Faire croire à une collusion entre droite et extrême droite, pourtant beaucoup moins avérée que celle qui lie la gauche à l’extrême-gauche.
Par Marc Crapez.
Destiné à culpabiliser la droite, le terrorisme intellectuel a plus d’un tour dans son sac. Son leitmotiv affirme une collusion entre la droite et l'extrême droite. La droite serait une extrême droite qui s’ignore, une extrême droite en puissance, un danger potentiel car, livrée à elle-même, elle oscillerait à son insu du côté de l’extrême droite.
Les journalistes brossent des portraits démonologiques de Patrick Buisson. Mauvais génie de Sarkozy, il symbolise une école buissonnière de la droite, condamnée à trahir Marianne par de la contrebande d’idées maudites. L’extrême droite serait la seconde nature ou la vraie nature de la droite. Comme par magie noire.
De là, toute une série de notions connotées suggérant l’idée d’une proximité entre la droite et l’extrême droite (« droitisation », « droite dure », « droite extrême », « extrémisme de droite »), assorties d’expressions anxiogènes (glissement, dérive, virage, chasse sur les terres, braconne sur les thèmes, court après les thèses, fait le jeu, rompt les digues).

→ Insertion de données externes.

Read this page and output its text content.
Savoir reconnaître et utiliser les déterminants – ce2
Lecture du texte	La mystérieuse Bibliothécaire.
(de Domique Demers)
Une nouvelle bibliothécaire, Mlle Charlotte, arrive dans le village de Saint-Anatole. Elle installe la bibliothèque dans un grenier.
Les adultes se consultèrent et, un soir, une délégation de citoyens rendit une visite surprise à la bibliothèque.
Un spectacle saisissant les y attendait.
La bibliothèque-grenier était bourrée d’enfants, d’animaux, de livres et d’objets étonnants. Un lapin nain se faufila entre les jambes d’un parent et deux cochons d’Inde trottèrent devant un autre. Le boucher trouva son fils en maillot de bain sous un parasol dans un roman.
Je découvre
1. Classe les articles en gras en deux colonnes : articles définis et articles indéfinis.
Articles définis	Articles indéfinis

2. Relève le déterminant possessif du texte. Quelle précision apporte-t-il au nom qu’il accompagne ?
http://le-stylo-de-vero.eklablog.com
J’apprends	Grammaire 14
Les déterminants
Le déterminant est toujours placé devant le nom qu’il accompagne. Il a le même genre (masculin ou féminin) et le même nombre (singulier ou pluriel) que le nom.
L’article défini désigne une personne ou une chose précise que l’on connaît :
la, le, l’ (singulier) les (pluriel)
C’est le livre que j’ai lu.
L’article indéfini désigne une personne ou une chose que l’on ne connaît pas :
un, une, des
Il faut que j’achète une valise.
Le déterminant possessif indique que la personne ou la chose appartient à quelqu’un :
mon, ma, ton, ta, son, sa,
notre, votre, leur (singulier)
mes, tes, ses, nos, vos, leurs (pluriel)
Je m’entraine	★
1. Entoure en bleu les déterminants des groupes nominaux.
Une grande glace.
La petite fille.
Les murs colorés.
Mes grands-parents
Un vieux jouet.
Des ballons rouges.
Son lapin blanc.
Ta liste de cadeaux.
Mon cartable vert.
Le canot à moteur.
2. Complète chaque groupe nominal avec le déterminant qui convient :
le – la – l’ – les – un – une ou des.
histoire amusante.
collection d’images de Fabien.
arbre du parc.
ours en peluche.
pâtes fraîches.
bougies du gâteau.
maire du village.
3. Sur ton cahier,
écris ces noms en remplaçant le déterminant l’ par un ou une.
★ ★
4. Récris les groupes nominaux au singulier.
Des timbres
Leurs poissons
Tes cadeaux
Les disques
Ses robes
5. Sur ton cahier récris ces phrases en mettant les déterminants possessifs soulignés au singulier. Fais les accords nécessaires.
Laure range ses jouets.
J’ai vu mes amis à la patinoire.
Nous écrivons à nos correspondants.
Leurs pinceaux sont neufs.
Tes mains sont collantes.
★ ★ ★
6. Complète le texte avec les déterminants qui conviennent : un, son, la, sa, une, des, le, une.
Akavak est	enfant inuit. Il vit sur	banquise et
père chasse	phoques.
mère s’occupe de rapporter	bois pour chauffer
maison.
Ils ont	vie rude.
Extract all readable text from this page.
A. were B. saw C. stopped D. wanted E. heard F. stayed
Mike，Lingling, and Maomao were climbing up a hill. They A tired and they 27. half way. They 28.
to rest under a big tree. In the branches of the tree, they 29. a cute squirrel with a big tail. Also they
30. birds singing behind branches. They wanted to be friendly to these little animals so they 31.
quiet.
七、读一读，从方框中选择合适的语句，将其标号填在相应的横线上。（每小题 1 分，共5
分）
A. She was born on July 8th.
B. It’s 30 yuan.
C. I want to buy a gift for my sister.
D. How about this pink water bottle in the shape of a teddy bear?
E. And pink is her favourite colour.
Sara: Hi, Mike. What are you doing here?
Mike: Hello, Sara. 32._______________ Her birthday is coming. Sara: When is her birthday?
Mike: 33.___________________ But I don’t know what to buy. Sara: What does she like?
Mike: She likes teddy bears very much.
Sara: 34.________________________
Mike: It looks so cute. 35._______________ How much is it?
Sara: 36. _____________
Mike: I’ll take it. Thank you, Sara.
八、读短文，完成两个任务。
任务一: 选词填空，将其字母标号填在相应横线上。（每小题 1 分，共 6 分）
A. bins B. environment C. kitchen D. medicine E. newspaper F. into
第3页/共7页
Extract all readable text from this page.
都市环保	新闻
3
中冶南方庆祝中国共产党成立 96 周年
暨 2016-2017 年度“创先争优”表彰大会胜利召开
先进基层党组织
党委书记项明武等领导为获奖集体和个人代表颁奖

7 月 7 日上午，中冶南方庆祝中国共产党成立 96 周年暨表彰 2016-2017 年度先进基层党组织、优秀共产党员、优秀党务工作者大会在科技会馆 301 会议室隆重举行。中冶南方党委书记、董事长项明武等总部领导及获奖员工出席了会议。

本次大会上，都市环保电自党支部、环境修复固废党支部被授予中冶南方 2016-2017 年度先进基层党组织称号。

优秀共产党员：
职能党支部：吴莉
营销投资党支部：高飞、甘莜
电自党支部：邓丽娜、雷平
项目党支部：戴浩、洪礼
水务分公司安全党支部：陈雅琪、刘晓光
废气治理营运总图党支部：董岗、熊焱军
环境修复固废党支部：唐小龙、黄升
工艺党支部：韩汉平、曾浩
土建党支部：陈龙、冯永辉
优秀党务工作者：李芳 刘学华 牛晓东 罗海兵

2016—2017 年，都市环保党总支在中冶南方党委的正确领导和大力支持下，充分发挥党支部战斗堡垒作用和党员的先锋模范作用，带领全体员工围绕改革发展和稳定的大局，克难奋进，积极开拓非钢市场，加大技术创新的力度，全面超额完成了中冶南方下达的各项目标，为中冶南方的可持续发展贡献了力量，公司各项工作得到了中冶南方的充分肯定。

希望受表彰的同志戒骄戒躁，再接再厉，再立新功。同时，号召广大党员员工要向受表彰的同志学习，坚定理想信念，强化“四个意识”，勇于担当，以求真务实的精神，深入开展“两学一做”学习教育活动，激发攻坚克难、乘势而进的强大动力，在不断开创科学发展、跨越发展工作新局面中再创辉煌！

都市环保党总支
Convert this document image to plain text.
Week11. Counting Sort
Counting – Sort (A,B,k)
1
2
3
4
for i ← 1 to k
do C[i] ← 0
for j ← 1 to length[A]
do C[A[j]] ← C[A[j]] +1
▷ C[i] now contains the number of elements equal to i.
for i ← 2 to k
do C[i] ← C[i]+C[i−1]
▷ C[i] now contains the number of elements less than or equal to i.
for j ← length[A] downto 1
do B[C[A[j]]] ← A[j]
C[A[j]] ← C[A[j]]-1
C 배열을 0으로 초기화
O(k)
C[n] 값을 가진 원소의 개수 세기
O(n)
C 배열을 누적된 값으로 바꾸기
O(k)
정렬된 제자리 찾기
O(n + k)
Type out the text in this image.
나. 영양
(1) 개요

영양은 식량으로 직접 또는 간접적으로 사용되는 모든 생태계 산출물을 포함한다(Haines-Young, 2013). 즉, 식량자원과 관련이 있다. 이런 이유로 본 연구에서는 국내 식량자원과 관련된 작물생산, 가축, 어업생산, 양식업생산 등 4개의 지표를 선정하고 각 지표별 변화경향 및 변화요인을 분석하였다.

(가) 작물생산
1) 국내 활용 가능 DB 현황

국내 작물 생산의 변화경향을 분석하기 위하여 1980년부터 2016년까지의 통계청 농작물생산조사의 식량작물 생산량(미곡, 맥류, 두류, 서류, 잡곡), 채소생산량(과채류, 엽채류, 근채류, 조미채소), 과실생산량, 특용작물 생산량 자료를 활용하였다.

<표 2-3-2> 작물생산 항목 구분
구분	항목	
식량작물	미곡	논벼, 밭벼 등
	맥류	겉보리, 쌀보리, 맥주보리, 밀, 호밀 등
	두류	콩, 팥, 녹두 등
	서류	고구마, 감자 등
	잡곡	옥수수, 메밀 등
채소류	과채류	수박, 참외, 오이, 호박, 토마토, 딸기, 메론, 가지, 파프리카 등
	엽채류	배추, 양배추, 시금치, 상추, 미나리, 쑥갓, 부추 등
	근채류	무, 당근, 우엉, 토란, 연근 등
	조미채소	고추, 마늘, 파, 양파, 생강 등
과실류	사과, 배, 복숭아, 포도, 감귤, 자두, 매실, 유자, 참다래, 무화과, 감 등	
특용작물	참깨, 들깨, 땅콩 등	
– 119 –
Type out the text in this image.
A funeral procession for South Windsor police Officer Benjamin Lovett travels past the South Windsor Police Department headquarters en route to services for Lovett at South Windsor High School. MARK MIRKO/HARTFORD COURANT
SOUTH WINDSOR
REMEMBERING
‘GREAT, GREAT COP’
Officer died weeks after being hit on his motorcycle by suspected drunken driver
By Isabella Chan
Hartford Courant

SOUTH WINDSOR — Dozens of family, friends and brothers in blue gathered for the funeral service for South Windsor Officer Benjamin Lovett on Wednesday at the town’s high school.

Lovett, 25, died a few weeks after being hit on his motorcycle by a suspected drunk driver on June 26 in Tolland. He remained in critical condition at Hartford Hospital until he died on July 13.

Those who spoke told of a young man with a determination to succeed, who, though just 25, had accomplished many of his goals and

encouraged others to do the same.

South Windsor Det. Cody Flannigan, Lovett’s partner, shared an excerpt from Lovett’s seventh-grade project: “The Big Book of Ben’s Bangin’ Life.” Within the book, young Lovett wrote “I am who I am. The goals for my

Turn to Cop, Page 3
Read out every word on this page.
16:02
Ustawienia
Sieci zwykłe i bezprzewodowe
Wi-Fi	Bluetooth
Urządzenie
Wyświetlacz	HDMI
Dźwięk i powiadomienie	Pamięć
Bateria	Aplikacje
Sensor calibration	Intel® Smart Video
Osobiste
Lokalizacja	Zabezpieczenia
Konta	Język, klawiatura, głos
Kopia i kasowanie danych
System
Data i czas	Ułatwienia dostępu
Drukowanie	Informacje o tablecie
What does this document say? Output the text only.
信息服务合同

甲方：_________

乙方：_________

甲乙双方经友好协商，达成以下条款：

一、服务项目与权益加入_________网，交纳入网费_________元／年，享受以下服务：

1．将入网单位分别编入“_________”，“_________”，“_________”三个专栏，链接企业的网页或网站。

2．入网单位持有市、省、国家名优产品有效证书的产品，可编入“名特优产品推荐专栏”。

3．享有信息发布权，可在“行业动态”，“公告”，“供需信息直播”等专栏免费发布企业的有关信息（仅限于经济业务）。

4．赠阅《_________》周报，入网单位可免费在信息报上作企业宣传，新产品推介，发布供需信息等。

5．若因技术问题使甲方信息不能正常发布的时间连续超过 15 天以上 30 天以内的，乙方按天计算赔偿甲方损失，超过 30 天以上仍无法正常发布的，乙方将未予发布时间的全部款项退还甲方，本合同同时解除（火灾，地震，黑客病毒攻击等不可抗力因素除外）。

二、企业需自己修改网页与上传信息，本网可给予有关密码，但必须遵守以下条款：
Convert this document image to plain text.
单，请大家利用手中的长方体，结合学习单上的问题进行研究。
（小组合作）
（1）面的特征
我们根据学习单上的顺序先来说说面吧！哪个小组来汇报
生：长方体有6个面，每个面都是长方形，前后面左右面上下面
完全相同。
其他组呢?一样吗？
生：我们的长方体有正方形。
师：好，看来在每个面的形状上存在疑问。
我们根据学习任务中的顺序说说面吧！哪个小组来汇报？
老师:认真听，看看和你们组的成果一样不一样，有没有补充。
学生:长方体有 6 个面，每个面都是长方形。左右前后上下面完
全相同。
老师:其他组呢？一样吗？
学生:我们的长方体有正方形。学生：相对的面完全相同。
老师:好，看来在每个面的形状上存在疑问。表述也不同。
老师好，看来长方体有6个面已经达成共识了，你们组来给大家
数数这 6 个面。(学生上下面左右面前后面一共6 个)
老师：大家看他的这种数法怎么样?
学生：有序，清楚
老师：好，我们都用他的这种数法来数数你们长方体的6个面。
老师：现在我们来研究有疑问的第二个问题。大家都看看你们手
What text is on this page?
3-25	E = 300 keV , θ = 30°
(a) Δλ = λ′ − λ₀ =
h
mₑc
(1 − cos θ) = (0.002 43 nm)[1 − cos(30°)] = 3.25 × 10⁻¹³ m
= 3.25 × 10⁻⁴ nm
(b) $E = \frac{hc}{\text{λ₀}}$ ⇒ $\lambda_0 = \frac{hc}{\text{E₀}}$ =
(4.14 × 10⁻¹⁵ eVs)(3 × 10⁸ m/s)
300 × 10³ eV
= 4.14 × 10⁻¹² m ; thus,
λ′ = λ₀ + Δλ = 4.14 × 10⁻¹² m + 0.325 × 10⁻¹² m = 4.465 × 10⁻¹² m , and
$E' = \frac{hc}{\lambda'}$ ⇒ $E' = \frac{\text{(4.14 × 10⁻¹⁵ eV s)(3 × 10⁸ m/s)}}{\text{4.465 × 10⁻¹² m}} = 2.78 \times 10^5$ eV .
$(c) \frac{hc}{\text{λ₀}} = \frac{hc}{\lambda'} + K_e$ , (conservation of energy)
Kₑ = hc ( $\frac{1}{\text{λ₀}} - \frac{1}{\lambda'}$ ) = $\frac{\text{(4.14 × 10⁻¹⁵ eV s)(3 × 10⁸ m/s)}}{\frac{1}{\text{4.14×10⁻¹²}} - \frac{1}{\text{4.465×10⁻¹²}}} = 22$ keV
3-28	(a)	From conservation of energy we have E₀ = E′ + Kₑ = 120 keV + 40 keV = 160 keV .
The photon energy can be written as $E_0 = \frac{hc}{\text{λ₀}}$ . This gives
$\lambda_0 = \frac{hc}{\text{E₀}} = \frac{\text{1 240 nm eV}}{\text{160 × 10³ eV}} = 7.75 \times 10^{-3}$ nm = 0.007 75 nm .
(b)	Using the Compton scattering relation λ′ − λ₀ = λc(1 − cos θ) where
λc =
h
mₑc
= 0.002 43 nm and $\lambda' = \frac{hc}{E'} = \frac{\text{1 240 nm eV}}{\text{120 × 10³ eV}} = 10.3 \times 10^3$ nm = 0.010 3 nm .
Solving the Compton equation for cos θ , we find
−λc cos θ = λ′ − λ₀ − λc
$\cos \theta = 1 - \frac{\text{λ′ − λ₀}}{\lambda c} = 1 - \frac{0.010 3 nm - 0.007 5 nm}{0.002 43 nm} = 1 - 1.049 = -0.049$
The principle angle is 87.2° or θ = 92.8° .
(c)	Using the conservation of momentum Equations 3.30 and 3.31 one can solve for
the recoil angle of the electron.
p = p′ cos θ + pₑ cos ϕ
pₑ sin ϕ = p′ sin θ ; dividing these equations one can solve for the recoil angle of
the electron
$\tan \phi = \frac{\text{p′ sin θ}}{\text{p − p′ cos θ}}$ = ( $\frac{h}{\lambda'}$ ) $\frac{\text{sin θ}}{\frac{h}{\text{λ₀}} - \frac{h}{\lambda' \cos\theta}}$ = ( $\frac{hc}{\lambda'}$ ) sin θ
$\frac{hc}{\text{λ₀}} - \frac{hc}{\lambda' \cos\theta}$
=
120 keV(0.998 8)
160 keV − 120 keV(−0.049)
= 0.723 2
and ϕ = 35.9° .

Ayrault défend son passé de sympathisant trotskiste
Nombre d’hommes politiques de gauche ayant fait leurs classes à l’extrême gauche, cette accusation de collusion permet à la fois de troubler l’adversaire et de se dédouaner soi-même. Si l’extrême droite est à deux doigts de phagociter la droite, alors l’extrême-gauche devient moins gênante, moins encombrante, moins voyante, presque utile à la cause. C’est logique.
Lorsque le Premier ministre Jean-Marc Ayrault déclare que la droite perd ses « défenses immunitaires » devant l’extrême droite, il n’est pas seulement un politicien qui utilise une métaphore virologique, forgée par des idéologues extrémistes. C’est aussi un ex-militant de 68 qui défend son passé de sympathisant trotskiste. Ce meneur de manifs lycéennes fut recruté au PS par Jean Poperen, celui qui forgea la formule sectaire « Rocard d’Estaing ».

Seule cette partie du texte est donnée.